Los propósitos de Dios prevalecerán finalmente, y el plan de salvación tendrá éxito a pesar del fracaso de alguna persona o de algún grupo. El plan en sí mismo nunca cambia porque Dios nunca cambia; pero la manera en que se cumple puede modificarse porque el hombre puede cambiar. La oscilante voluntad humana es el factor débil e inestable en la profecía condicional.
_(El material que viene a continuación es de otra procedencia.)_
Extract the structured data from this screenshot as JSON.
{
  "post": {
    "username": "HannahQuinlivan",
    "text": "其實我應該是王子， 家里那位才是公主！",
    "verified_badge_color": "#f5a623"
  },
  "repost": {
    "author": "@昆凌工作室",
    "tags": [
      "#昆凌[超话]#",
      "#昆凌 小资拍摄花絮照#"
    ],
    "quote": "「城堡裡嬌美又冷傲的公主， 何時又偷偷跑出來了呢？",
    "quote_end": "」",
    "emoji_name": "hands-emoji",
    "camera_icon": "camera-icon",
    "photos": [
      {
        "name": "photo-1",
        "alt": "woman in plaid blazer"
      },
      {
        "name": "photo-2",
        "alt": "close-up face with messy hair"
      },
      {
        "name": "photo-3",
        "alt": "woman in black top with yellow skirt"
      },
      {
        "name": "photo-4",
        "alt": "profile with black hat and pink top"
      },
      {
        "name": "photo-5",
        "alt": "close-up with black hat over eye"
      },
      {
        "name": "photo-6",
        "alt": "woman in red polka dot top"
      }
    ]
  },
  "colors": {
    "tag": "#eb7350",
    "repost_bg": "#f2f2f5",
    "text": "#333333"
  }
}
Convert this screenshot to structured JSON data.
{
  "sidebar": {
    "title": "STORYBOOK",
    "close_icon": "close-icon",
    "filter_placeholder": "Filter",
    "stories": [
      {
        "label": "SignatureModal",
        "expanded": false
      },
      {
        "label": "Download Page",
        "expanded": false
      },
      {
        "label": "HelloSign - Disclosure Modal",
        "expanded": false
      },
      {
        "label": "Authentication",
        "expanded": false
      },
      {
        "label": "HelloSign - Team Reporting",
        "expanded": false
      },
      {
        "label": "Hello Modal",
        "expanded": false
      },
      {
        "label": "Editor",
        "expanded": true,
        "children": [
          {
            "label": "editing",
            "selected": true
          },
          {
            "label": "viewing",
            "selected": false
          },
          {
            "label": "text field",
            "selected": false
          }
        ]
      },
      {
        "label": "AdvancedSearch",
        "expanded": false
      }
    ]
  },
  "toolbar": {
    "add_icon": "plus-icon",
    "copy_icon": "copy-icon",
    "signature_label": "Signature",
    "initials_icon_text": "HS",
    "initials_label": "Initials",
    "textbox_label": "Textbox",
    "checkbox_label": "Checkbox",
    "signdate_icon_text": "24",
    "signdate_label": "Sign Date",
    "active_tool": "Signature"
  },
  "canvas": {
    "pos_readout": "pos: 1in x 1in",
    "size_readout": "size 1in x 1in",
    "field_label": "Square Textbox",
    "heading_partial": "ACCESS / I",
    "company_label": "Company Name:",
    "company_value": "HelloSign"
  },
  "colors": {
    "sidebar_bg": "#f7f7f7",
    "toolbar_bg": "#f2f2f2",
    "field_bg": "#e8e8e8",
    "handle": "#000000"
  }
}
Dios puede rechazar a una nación o a un grupo de gente y sustituirlo por otro, si los que fueron llamados primero se niegan a cooperar con él:

"¿No podré yo hacer de vosotros como este alfarero, oh casa de Israel? dice Jehová. He aquí que como el barro en la mano del alfarero, así sois vosotros en mi mano, oh casa de Israel. En un instante hablaré contra pueblos y contra reinos, para arrancar, y derribar, y destruir. Pero si esos pueblos se convirtieren de su maldad contra la cual hablé, yo me arrepentiré del mal que había pensado hacerles, y en un instante hablaré de la gente y del reino, para edificar y para plantar. Pero si hiciere lo malo delante de mis ojos, no oyendo mi voz, me arrepentiré del bien que había determinado hacerle" (Jeremías 18: 6-10).

"Y la escritura que trazó es: MENE, MENE, TEKEL, UPARSIN. Esta es la interpretación del asunto: MENE: Contó Dios tu reino, y le ha puesto fin. TEKEL: Pesado has sido en balanza, y fuiste hallado falto. PERES: Tu reino ha sido roto, y dado a los medos y a los persas" (Daniel 5: 25-28).

"Cuando venga, pues, el señor de la viña, ¿qué hará a aquellos labradores? Le dijeron: A los malos destruirá sin misericordia, y arrendará su viña a otros labradores, que le paguen el fruto a su tiempo. Jesús les dijo: ¿Nunca leísteis en las Escrituras: La piedra que desecharon los edificadores, Ha venido a ser cabeza del ángulo. El Señor ha hecho esto, y es cosa maravillosa a nuestros ojos? Por tanto os digo, que el reino de Dios será quitado de vosotros, y será dado a gente que produzca los frutos de él" (Mateo 21: 40-43).

"Y envió a sus siervos a llamar a los convidados a las bodas; mas éstos no quisieron venir. Volvió a enviar otros siervos, diciendo: Decid a los convidados: He aquí, he preparado mi comida; mis toros y animales engordados han sido muertos, y todo está dispuesto; venid a las bodas. Mas ellos, sin hacer caso, se fueron, uno a su labranza, y otro a sus negocios; y otros, tomando a los siervos, los afrentaron y los mataron. Al oírlo el rey, se enojó; y enviando sus ejércitos, destruyó a aquellos homicidas, y quemó su ciudad. Entonces dijo a sus siervos: Las bodas a la verdad están preparadas; mas los que fueron convidados no eran dignos. Id, pues, a las salidas de los caminos, y llamad a las bodas a cuantos halléis. Y saliendo los siervos por los caminos, juntaron a todos los que hallaron, juntamente malos y buenos; y las bodas fueron llenas de convidados" (Mateo 22: 3-10).

"Porque os digo que ninguno de aquellos hombres que fueron convidados, gustará mi cena" (Lucas 14: 24).